Le Comité de Politique Monétaire de la Banque Centrale des États de l’Afrique de l’Ouest (BCEAO) a décidé de réduire ses principaux taux directeurs à l’issue de sa réunion ordinaire tenue le 4 mars 2026. Cette décision vise à assouplir davantage les conditions de financement dans l’espace de l’Union Économique et Monétaire Ouest‑Africaine (UEMOA) et à soutenir la dynamique économique de la région.
À compter du 16 mars 2026, le principal taux directeur de la BCEAO, auquel la Banque centrale prête ses ressources aux banques commerciales, sera abaissé de 25 points de base, passant de 3,25 % à 3,00 %. Le taux d’intérêt appliqué au guichet de prêt marginal connaîtra également une réduction similaire, passant de 5,25 % à 5,00 %. En revanche, le Comité a choisi de maintenir à 3,0 % le coefficient des réserves obligatoires applicable aux établissements de crédit de l’Union.
Selon la BCEAO, cette orientation monétaire devrait contribuer à renforcer l’assouplissement des conditions de financement de l’activité économique dans l’ensemble des pays membres de l’UEMOA. Les décisions prises reposent sur une analyse approfondie de la conjoncture économique internationale, de l’évolution des prix, de la croissance économique ainsi que de la situation extérieure de l’Union.

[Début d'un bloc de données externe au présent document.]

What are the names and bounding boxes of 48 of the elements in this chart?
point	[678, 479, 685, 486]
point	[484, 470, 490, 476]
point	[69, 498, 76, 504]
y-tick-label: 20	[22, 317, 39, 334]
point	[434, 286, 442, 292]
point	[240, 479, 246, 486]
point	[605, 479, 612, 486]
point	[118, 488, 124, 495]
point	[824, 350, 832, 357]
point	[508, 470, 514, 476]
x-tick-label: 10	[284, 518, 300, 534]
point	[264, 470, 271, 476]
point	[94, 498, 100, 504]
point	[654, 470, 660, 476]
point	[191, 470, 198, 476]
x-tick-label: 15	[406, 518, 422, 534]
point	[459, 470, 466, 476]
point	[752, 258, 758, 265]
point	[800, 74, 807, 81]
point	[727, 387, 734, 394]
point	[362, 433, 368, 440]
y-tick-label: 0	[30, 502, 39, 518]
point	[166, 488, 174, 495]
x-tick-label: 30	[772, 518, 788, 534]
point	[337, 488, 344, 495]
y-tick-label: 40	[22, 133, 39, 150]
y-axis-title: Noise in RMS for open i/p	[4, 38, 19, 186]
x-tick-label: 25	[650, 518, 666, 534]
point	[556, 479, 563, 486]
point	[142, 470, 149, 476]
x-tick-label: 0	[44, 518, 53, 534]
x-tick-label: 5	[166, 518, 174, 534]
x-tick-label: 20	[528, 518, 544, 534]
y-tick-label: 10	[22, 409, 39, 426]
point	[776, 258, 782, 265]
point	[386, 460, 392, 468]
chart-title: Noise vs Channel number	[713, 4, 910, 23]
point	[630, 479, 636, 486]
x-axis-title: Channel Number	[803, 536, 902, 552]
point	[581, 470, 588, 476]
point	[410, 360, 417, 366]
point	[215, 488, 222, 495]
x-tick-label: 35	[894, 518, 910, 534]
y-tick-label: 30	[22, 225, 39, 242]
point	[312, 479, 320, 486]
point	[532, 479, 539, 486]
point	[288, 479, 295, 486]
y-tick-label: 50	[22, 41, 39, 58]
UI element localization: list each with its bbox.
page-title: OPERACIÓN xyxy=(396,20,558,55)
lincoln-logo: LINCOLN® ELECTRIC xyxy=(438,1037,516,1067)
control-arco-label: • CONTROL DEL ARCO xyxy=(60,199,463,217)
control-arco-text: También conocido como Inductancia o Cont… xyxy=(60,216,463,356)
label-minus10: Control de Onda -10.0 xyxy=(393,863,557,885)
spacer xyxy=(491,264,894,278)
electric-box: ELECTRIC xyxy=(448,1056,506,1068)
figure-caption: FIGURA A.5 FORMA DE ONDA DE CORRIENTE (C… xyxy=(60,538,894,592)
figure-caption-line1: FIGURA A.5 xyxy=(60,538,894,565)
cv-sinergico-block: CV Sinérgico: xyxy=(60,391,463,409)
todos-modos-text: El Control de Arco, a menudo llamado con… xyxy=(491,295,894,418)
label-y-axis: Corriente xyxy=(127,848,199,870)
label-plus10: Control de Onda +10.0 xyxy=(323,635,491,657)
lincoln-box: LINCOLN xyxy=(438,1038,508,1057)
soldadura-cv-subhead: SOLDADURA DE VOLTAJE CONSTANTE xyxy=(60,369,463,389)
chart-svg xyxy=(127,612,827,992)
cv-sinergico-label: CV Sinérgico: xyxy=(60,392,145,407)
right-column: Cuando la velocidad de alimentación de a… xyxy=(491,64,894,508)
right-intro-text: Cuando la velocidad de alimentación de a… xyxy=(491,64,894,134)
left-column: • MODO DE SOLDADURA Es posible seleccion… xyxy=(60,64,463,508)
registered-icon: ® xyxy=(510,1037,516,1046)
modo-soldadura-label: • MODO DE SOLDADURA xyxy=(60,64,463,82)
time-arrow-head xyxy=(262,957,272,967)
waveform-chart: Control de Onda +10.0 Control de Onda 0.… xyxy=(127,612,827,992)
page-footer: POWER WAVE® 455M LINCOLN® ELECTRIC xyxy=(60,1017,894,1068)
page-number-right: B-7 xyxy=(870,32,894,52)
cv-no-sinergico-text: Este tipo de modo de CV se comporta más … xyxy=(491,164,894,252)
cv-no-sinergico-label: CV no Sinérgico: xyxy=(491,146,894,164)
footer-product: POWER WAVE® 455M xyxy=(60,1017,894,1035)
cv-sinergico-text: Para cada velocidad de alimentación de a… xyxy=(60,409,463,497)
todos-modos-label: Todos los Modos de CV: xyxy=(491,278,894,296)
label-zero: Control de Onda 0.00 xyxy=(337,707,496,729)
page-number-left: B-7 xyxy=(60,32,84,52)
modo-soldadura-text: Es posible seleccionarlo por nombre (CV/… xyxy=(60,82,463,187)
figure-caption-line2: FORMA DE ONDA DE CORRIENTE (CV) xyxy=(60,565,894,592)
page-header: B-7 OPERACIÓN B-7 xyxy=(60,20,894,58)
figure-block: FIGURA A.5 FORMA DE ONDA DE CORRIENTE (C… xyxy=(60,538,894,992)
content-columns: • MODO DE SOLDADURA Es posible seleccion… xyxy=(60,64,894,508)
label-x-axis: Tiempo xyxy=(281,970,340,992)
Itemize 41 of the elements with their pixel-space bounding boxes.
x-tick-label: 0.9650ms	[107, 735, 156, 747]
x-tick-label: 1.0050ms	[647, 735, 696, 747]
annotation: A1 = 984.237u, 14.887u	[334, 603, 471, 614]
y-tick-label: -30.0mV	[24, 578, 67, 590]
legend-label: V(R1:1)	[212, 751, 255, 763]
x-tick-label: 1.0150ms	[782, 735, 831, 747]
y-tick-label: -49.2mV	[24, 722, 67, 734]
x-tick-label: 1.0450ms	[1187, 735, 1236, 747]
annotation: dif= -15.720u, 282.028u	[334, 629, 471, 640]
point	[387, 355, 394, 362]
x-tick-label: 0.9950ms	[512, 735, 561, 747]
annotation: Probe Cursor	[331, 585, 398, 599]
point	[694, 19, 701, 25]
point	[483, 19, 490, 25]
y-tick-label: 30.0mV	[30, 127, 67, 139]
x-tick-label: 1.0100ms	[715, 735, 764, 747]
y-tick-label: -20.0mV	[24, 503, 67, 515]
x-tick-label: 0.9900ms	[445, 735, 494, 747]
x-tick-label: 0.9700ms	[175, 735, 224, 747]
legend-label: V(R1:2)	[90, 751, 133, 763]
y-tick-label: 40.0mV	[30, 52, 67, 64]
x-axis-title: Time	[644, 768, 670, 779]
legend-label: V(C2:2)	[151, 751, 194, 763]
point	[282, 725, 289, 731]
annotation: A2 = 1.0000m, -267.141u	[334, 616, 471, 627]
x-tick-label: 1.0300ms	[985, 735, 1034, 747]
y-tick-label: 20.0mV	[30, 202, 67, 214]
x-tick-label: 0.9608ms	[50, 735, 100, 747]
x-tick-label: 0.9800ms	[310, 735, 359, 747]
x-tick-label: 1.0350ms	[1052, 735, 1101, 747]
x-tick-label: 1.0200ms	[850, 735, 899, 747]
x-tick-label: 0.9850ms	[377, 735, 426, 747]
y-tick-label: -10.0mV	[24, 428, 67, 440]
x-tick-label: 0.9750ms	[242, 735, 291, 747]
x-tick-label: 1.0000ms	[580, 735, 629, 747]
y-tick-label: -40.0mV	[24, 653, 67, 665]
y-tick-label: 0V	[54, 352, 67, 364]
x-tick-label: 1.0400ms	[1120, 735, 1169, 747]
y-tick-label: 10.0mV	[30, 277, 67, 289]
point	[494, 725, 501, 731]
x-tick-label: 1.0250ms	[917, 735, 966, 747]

Inflation en recul mais perspectives de remontée
Au quatrième trimestre 2025, les prix à la consommation ont poursuivi leur baisse dans l’Union. Le taux d’inflation s’est établi à –0,8 %, contre –1,4 % au trimestre précédent. Cette évolution s’explique principalement par la diminution des prix des produits alimentaires, soutenue par une bonne disponibilité des produits vivriers locaux et par la baisse des coûts des principales denrées importées.
Pour 2026, la BCEAO anticipe toutefois un retour progressif de l’inflation, avec un taux estimé à 1,4 %, après un niveau globalement nul enregistré sur l’ensemble de l’année 2025. L’institution monétaire souligne néanmoins que la résurgence de tensions géopolitiques à l’échelle mondiale pourrait entraîner des pressions inflationnistes plus importantes.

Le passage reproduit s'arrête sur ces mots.